İddianamenin sunulduğu İstanbul 34’üncü Ağır Ceza Mahkemesi’nce inceleme devam ederken, skandal bir durum yaşandı. İstanbul 2’nci Sulh Ceza Hakimliği, 3 Mayıs günü gazetecilerin avukatlarına haber vermeden barodan avukat talep ederek dosya incelemesi yaptı ve tutukluluk hallerinin devamına karar verdi. Tutuklu arkadaşlarımız Ferhat Çelik ve Aydın Keser’in avukatı Özcan Kılıç, karşılaştıkları bu uygulamayı Mezopotamya Ajansı’ndan Erdoğan Alayumat’a değerlendirdi.
Hukuka da akıla da aykırı
İddianamenin 34’üncü Ağır Ceza Mahkemesi tarafından inceleme aşamasında olduğuna dikkat çeken Av. Kılıç, 2’nci Sulh Ceza Hakimliği’nin tutukluluk incelemesi yapması ile gazetecilerin yargılanma sürecinin usule aykırı ilerlediğini ifade etti. Av. Kılıç, “Mahkemesi belli olmuş, yargılama süreci başlamış ve iddianamenin değerlendirme aşamasında olan bir dosyanın bu şekilde incelenmesi hem hukuka hem de akla aykırı” dedi. Dosyanın savcılığın elinden çıktığını belirten Kılıç, buna rağmen savcılığın hala dosyada taraf gibi davranıp, gazetecilerin tutukluğuna devam için bir düzenek oluşturduğunu ifade etti.
OHAL hukuku
Uygulamanın açık bir ihlal olduğunu vurgulayan Kılıç, “Konuyu bilmeyen hakikaten sadece usulen bulundurulan iki avukat üzerinden işlem yapılıp, tutukluluğun devamına karar veriliyor. Mahkeme yetkiliyken o mahkemenin yetkisini gasp edip savcılık ısrarla biz tarafız, bu dosyada tutukluluğun devamını biz isteriz gibi bir pratik sergiliyor. Hukukta, kanunda ya da işleyişte böyle bir şey yok normalde. Bu Olağanüstü Hal hukukunun da üstünde bir uygulama” diye belirtti.

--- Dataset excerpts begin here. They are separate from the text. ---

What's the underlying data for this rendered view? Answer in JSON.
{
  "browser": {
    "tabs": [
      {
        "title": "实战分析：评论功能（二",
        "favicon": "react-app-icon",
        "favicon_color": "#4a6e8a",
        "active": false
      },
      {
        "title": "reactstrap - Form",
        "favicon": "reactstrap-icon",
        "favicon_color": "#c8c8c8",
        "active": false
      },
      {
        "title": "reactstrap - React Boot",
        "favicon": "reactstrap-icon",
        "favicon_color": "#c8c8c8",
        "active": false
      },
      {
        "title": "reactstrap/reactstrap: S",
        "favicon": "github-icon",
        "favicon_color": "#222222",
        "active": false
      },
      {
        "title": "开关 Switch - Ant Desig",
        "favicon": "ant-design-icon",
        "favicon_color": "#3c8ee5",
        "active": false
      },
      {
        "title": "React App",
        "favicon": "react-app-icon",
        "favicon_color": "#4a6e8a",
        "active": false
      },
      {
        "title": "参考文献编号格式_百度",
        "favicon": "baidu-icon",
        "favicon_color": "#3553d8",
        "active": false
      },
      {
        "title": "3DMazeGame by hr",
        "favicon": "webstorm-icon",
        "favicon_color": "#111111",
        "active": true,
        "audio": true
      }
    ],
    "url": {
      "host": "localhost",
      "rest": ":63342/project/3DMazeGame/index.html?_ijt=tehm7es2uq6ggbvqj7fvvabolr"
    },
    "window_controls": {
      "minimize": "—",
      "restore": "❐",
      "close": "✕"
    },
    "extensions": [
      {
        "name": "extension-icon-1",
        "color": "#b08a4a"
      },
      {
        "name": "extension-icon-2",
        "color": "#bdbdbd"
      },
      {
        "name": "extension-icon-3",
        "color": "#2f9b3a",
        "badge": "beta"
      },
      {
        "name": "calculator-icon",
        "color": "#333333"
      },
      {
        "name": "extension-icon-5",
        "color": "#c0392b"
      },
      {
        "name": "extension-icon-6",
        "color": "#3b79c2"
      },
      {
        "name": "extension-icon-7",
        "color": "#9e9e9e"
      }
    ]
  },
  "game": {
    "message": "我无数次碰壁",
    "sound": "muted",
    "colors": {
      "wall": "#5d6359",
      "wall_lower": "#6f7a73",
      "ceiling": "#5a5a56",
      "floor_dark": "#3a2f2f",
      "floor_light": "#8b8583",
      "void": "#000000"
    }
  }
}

Barodan görevlendirilen iki avukatın dosya içeriğinden haberdar olmadan dosyaya taraf haline getirildiğini dile getiren Kılıç, “Bu avukatlara önceden dosya gösterilmiş olsaydı bu avukatların ‘özel vekilleri var’ deyip dosyadan çekilmeleri gerekirdi. Orada 7-8 avukat ismi var. Bu avukatların çekilme hakkı vardı. Bu durum bu iki avukatı da aşan bir durum. Sistemin geldiği durumu çok iyi gösteriyor” ifadelerini kullandı.
Dosya hakimle yürümüyor
Av. Kılıç, henüz kendilerinin dahi ulaşamadığı iddianameye dair bilgilerin Sabah gazetesi tarafından servis edilmesi üzerinde de durdu. Yapılan haberlerle kamuoyunun manipüle edildiğini söyleyen Kılıç, “Yargılama yerini iktidar medyası alıyor ve onların yaptığı haberlerle kamuoyuna bu dosya aktarılıyor. Savcılık, ne mahkeme ne avukatları hesaba katıyor. Mahkemeye Sabah gazetesinin haberini sunup, dilekçeyi istiyorum dediğimde, mahkeme; ‘avukat bey dosya daha bize gelmedi’ diyerek talebimizi kabul etmedi. Dosya avukatla, hakimle falan yürümüyor. Ankara’dan, MİT Başkanlığı ve Cumhurbaşkanlığı Külliyesi’nden yürütülüyor. Daha yargılama başlamadı ama mahkeme baskı altına alınmaya çalışılıyor. Biz gerekli itirazlarımızı yapacağız. Yasal haklarımızı kullanacağız” dedi.